Just as the government “cheese” wasn’t real cheese – but instead a highly processed “cheese product” -- the immigration “service” isn’t renowned for its service.  Instead, it provides customers with lengthy processing times, delays, non-answers, and, often, disappointing decisions.

Because I had come to expect disappointment, I was pleasantly surprised during a recent series of interactions with the government.  (I had become so accustomed to eating the government cheese that I had all but forgotten the many other cheese options that the cows, goats, sheep, and apparently even cats of the world have made possible.)

My (pro bono) client was another Army wife.  She had entered this country as a fiancée years ago, married the guy who had filed the petition on her behalf, and later divorced.  They did not file a green card application.  She then married the U.S. citizen/soldier, and they worked to immediately file the requisite green card paperwork.  It was denied because the only way for someone who entered in K-1 (fiancée) status to obtain a green card is through marriage to (and, according to the USCIS examiner, petition by) the K-1 petitioner.  ICE initiated removal proceedings against her, and then I got involved. 

In large part because of my client’s status as an Army wife, the government treated her with fairness, respect, and (compared to other similar cases) a good deal of speed.  ICE agreed to place her under an order of supervision rather than in a detention facility, so she was able to go home and resume her normal life.  (She had to be home for a designated window of time each Sunday for a phone call from an automated ICE system, and she was not able to drive without a license because I forbade her from doing so, fearing an arrest.)  I have not asked her how much cheese she ate during her period of supervision.

We went to court twice.  The first was for a Master Calendar Hearing, and the judge agreed to fast-track the case, assigning us an individual hearing about a month later (whereas others were being assigned almost a year in advance).  At the individual hearing, the government attorney did not argue against my client’s adjustment of status, and the judge granted it.  We were lucky to have a new case on our side (Matter of Sesay) that more-or-less mirrored my client’s situation; it held that, so long as the foreign national who entered in K-1 status married the petitioner (and the marriage was bona fide – real cheese rather than “cheese food,” if you will), she was eligible to adjust status, regardless of whether the marriage was in tact at the time of adjustment.  She is now awaiting her green card, which should arrive in the next week or so. 

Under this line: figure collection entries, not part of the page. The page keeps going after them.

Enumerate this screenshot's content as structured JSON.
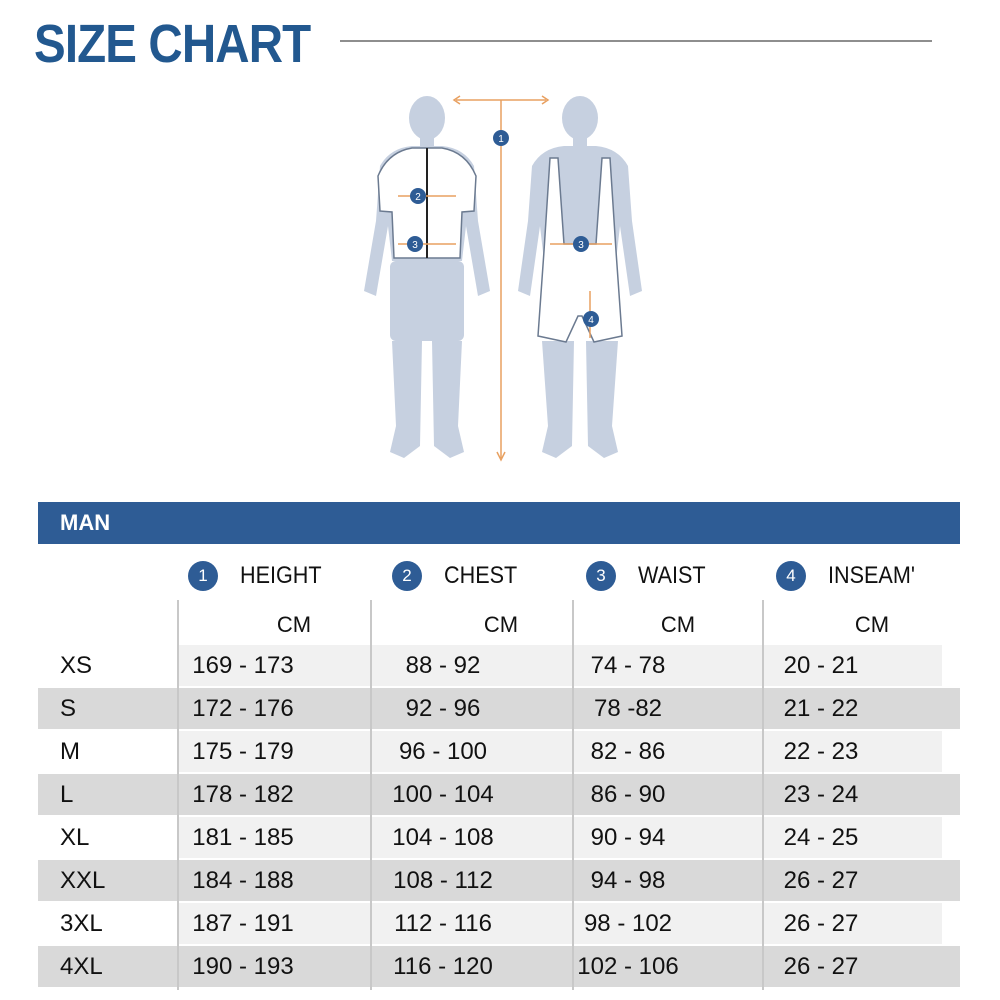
{
  "title": "SIZE CHART",
  "figure": {
    "markers": [
      "1",
      "2",
      "3",
      "3",
      "4"
    ]
  },
  "section": {
    "label": "MAN"
  },
  "columns": [
    {
      "badge": "1",
      "label": "HEIGHT",
      "unit": "CM"
    },
    {
      "badge": "2",
      "label": "CHEST",
      "unit": "CM"
    },
    {
      "badge": "3",
      "label": "WAIST",
      "unit": "CM"
    },
    {
      "badge": "4",
      "label": "INSEAM'",
      "unit": "CM"
    }
  ],
  "rows": [
    {
      "size": "XS",
      "height": "169 - 173",
      "chest": "88 - 92",
      "waist": "74 - 78",
      "inseam": "20 - 21"
    },
    {
      "size": "S",
      "height": "172 - 176",
      "chest": "92 - 96",
      "waist": "78 -82",
      "inseam": "21 - 22"
    },
    {
      "size": "M",
      "height": "175 - 179",
      "chest": "96 - 100",
      "waist": "82 - 86",
      "inseam": "22 - 23"
    },
    {
      "size": "L",
      "height": "178 - 182",
      "chest": "100 - 104",
      "waist": "86 - 90",
      "inseam": "23 - 24"
    },
    {
      "size": "XL",
      "height": "181 - 185",
      "chest": "104 - 108",
      "waist": "90 - 94",
      "inseam": "24 - 25"
    },
    {
      "size": "XXL",
      "height": "184 - 188",
      "chest": "108 - 112",
      "waist": "94 - 98",
      "inseam": "26 - 27"
    },
    {
      "size": "3XL",
      "height": "187 - 191",
      "chest": "112 - 116",
      "waist": "98 - 102",
      "inseam": "26 - 27"
    },
    {
      "size": "4XL",
      "height": "190 - 193",
      "chest": "116 - 120",
      "waist": "102 - 106",
      "inseam": "26 - 27"
    }
  ],
  "colors": {
    "brand": "#2e5c95",
    "title": "#22588f",
    "silhouette": "#c6d0e0",
    "arrow": "#e8a060"
  }
}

My description of the case may make it sound simple; it wasn’t.  But at all points during the process, our interactions with the government went smoothly and ended well.  And it all happened fast!  We did not have to wait for the government cheese to age, and it turns out that it is best eaten young.

A recent announcement by ICE to exercise discretion in removal cases has about half of the country in uproar.  But it makes sense to focus on the situations in which the foreign national is more deserving of removal (where serious crimes are involved, for instance) instead of spending valuable court and preparation time on Army wives.  There are downsides to the discretion:  it is not likely to occur quickly, and it does not offer much in the way of a resolution/peace of mind for those who are on the favorable side of the discretion.  But it marks a step toward functionality.  And I’ll take that kind of processed “cheese food” over the likely alternative (deport everyone/no cheese at all) any day.